Lo que da la medida, que se puede desarrollar el mejor fármaco, más seguro, efectivo, eficiente y eficaz, con ninguno o mínimos efectos adversos, que si no hay una correcta adherencia terapéutica no se resuelve ningún problema. Este sería el más grande logro.
El poco control de la HTA depende de muchos factores, oscilando en un número de 200 elementos que se interrelacionan, delimitados en tres grupos fundamentales: los relacionados con el paciente y su entorno, la enfermedad y la terapéutica. (3, 6).

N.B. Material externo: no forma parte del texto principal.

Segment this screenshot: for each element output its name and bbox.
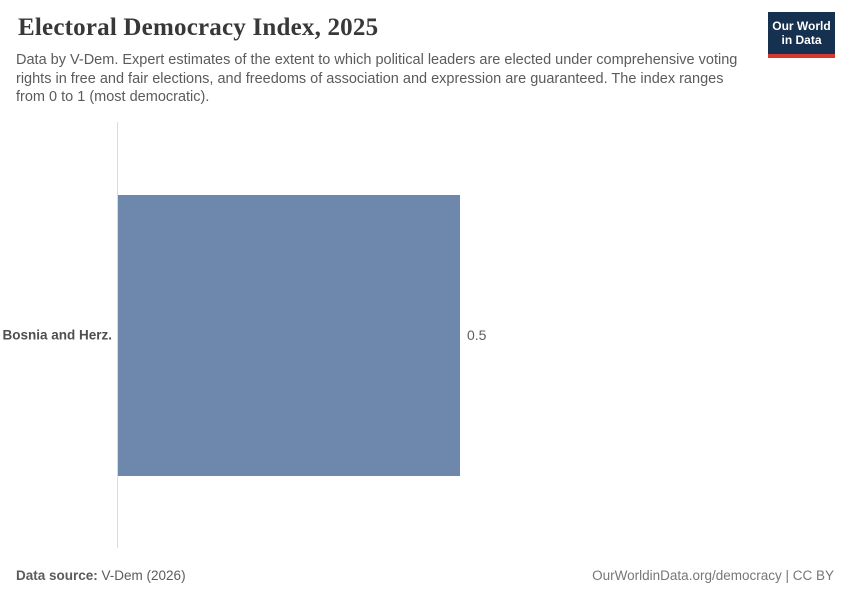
owid-logo: Our World in Data <box>768 12 835 58</box>
data-source-value: V-Dem (2026) <box>97 568 186 583</box>
data-source: Data source: V-Dem (2026) <box>16 568 186 583</box>
logo-line-2: in Data <box>781 33 822 47</box>
y-axis-line <box>117 122 118 548</box>
bar[interactable] <box>118 195 460 476</box>
chart-subtitle: Data by V-Dem. Expert estimates of the e… <box>16 52 738 105</box>
entity-label: Bosnia and Herz. <box>2 327 112 343</box>
value-label: 0.5 <box>467 327 487 343</box>
attribution-link[interactable]: OurWorldinData.org/democracy | CC BY <box>592 568 834 583</box>
page-title: Electoral Democracy Index, 2025 <box>18 14 379 41</box>
chart-footer: Data source: V-Dem (2026) OurWorldinData… <box>16 568 834 583</box>
logo-line-1: Our World <box>772 19 831 33</box>
data-source-label: Data source: <box>16 568 98 583</box>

En el primero de los elementos, se deben tomar en cuenta: la relación médico- paciente con su correspondiente retroalimentación, numerosos son los estudiosos del tema, no solamente dentro de las Ciencias Médicas, donde esta situación interviene de manera específica, sino en las ciencias de la comunicación. En el libro de “De los medios a las mediaciones”, se clasifican los elementos que intervienen dentro del proceso de la comunicación, estos son: la mediación individual, la situación y la institucional. De aquí, la primera sobre todas es la que más se acerca al tema tratado. En ella intervienen una serie de procesos, que se encuentran perfectamente adaptados. Se refiere a que los aspectos cognoscitivos y referenciales, son los que determinan la mediación referencial, y dentro de estos, procesos como la atención, la comprensión, selección del contenido, la valoración, almacenamiento, integración, apropiación y producción de sentido, lo que determina un proceso sociocultural, y que van a ser el motor impulsor, representado por una ordena secuencia de eventos que va a llevar al paciente a obtener sus metas. (7), además, el tiempo que lleva el paciente con su médico de asistencia, la edad del paciente, destacando mayores cumplimientos en pacientes añosos sobre los más jóvenes, aunque algunos autores refieren que la influencia de este factor en este proceso es irregular (10), el sexo, la ocupación, tomando en cuenta que se señalan los pacientes que presentan vínculo laboral como los más incumplidores, ya que por la responsabilidad del trabajo, el cumplimiento del tratamiento queda en un segundo plano; el nivel educacional, observando que entre más alto es el nivel mayor es la probabilidad de cumplimiento, estado civil, los conocimientos que presenta este con acerca de su enfermedad, el estado de funcionabilidad de la familia del individuo, destacando esta variable como importante ya que un individuo que no sienta respaldo familiar, dígase el apoyo de esta en situaciones de enfermedad, tiene más posibilidad de no cumplir con el tratamiento; los conceptos de prácticas, creencias que tenga incorporado la persona, si el paciente asiste a consulta o no.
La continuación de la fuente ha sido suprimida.